Input data is passed through the input layer. Each neuron computes the weighted sum of inputs and passes it through its activation function to get an output. This output is passed to the next layer of neurons and the process is repeated until the output layer which is the predicted output of the network
What happens in backward propagation?
Once loss is computed, the error is propagated back through the network. We take the derivative of the loss function with respect to the output of each neuron in the layer. We multiply this by the derivative of the activation function to get the delta value. This value serves as the input to the previous layer and we repeat until we’re back to the input layer
What happens when we update the weights of the MLP after backward propagation?
We update weights using an optimization algorithm like stochastic gradient descent to minimize the loss.

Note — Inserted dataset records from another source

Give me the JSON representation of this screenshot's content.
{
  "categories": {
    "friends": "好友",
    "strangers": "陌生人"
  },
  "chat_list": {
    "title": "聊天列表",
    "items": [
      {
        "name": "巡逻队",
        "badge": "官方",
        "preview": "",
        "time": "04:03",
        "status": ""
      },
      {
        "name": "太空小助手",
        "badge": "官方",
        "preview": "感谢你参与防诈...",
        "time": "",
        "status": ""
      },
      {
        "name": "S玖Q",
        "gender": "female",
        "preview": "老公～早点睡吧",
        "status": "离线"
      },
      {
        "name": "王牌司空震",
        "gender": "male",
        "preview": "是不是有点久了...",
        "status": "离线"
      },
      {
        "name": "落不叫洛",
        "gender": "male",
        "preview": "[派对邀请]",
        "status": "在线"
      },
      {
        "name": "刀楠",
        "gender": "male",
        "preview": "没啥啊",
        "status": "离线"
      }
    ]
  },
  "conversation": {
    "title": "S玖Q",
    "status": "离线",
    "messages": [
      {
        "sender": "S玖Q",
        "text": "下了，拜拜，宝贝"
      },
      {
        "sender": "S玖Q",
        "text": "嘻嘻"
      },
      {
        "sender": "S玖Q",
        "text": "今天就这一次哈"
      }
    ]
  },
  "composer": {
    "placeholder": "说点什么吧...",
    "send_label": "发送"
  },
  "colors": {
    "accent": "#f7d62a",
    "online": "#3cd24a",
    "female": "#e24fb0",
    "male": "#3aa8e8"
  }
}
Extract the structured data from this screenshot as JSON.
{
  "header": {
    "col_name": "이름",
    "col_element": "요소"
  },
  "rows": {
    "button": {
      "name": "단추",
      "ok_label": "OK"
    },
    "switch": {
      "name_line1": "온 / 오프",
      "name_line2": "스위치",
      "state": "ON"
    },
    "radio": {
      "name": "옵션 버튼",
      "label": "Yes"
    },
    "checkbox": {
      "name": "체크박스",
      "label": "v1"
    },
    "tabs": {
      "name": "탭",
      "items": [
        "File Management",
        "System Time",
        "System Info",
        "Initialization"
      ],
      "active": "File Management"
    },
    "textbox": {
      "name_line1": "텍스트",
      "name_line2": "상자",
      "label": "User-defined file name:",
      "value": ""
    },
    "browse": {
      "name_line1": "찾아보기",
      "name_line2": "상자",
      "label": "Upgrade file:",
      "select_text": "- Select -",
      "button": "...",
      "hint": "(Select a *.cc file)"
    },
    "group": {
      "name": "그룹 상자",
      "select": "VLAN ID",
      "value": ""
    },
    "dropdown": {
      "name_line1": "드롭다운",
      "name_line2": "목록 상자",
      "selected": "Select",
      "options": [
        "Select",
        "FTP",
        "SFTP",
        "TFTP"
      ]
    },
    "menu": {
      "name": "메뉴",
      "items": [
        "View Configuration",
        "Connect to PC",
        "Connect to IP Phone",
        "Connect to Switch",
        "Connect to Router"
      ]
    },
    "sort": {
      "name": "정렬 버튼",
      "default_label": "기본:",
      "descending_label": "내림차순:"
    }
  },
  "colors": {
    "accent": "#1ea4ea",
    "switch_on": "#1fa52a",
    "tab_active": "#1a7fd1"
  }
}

The amount that weights are updated depends on the given learning rate which is a hyperparameter
What is pooling in a convolutional neural network?
We take the input matrix and replace each non-overlapping 2x2 block with the maximum in that submatrix. The purpose is to reduce the size of output from the convolutional layer while retaining the most important information. It reduces the number of parameters and prevents overfitting
What happens in a convolutional layer of a convolutional neural network
A filter is moved across the input image to detect patterns and features. The filter consists of weights that are adjusted during training. The convolutional later reduces the size of the input data while extracting important features
What is stochastic gradient descent?
Used to adjust the parameters of a model to make more accurate predictions. It calculates the gradient of the error function (how far off the predictions are) on a small subnet of data and uses this to update the model’s parameters. This is repeated until the error is at a minimum
What is data augmentation?
Adds Gaussian noise around each data point to the inputs while leaving the output unchanged. It improves the generalization ability of the model by exposing it to more variation in the input data so it is more robust to variations
What are the 3 steps to text preprocessing in natural language processing?
Noise removal, lexicon normalization, object standardization
What is noise removal in NLP?
Removing pieces of text which are not relevant to the context of the data. A general approach is to make a dictionary of “noisy” entities and eliminate tokens that are within that dictionary
What are the most common lexicon normalization practices?
Stemming, lemmatization
What is lemmatization?
An organized procedure of obtaining the root form of a word to reduce inflections of variant forms to the base form.
Ex: am, are, is -> be
How do you calculate the inverse document frequency for a set of documents?
IDF = log(total # of docs / # of docs containing word W)
What is the formula for the TF-IDF score?
w = tf * log(N/df)